Actualmente no tenemos todavía total libertad para elegir las propiedades de un material, pero vamos en esa dirección. Sin embargo, es en las tecnologías de súper-resolución donde este investigador  y su grupo están trabajando con mayor intensidad. Nos explica en qué consisten. "Las radiaciones electromagnéticas son ondas con una longitud de onda determinada. Recordemos que las ondas se propagan por el aire o por diferentes materiales y que la longitud de onda es el espacio en que se repiten sus condiciones, el espacio en el que se vuelve a replicar. Cuando se diseña, por ejemplo, un microscopio, hay un límite que se creía que no se podía superar y que tiene que ver con esa longitud de onda: si la longitud de onda es muy grande, se decía, yo no puedo resolver, distinguir dos cosas que estén separadas a una distancia muy inferior a la longitud de onda".

"Un buen ejemplo es el del microscopio -aclara Pablo Benítez-. Con él lo que quieres es poder ver cosas pequeñas y para lograrlo primero tienes que iluminar la muestra.
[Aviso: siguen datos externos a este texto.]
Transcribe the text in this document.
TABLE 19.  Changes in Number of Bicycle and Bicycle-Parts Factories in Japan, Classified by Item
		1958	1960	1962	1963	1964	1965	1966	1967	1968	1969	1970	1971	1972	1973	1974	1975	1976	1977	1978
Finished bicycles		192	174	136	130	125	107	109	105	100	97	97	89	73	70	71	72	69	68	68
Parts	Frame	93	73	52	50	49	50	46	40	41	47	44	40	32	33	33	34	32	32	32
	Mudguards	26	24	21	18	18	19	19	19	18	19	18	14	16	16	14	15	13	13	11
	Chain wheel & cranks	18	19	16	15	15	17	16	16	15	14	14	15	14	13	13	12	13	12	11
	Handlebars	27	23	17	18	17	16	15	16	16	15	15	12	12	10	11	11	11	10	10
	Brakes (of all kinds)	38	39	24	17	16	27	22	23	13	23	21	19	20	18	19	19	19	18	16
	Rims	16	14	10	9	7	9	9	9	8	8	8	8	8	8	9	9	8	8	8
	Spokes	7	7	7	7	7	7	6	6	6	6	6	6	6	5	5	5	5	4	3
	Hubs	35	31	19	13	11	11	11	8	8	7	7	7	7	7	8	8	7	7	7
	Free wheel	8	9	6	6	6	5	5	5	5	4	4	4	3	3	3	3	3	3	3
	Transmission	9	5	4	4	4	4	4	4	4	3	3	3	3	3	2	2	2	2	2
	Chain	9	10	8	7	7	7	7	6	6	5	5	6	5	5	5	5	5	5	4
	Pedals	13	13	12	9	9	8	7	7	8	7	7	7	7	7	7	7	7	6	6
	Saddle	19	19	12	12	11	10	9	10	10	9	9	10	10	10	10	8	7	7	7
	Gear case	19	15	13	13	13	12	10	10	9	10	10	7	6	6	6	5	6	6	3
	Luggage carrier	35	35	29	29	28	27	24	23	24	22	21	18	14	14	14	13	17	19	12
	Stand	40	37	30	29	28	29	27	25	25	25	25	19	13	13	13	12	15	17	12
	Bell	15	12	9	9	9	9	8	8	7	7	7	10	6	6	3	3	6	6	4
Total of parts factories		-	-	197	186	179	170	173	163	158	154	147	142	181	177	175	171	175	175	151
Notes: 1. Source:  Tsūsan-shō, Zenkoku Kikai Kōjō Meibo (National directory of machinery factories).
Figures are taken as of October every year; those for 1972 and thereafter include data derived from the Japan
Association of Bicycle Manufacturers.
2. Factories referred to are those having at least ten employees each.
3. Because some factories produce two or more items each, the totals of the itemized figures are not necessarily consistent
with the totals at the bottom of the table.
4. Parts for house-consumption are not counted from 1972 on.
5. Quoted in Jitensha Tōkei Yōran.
Pues según este principio físico se creía que, si dos cosas, por ejemplo dos moléculas, están separadas a una distancia más pequeña que la longitud de onda de la luz con la que iluminas, era imposible ver las dos moléculas separadas. La longitud de onda es la distancia entre los dos picos o valles de la onda. Esta es una limitación que siempre se ha creído fundamental, y de hecho, en todos los dispositivos ópticos actuales este principio se cumple".

Ahora es Juan Carlos Miñano quien continúa. "Pues bien, nosotros estamos trabajando en unas líneas en las que se sobrepasa ese principio fundamental, es decir, en las que sí se pueden distinguir dos elementos que estén separadas a una distancia inferior a la longitud de onda de la luz con la que las iluminas. Esta capacidad ya existe con las técnicas de microscopia de fluorescencia. Nosotros estamos proponiendo técnicas alternativas en las que se puede conseguir sin necesidad de la fluorescencia".

Nos lo explica con otro ejemplo, "en microelectrónica es común tener que hacer pequeños dispositivos y una parte del proceso requiere de una fotolitografía; se trata de hacer una copia óptica de un circuito sobre una superficie. Pues bien, esa copia no se puede hacer perfecta porque la longitud de onda no es capaz de resolverlo, es decir, que se presenta el mismo problema que te comentábamos con el microscopio. Para solucionarlo lo que se hace es utilizar longitudes de onda cada vez más pequeñas, ultravioletas, etc… Por tanto, nuestras técnicas podrían permitir realizar esa copia óptica sin necesidad de que la longitud de onda sea muy pequeña. De momento son estudios incipientes, queda mucho por delante".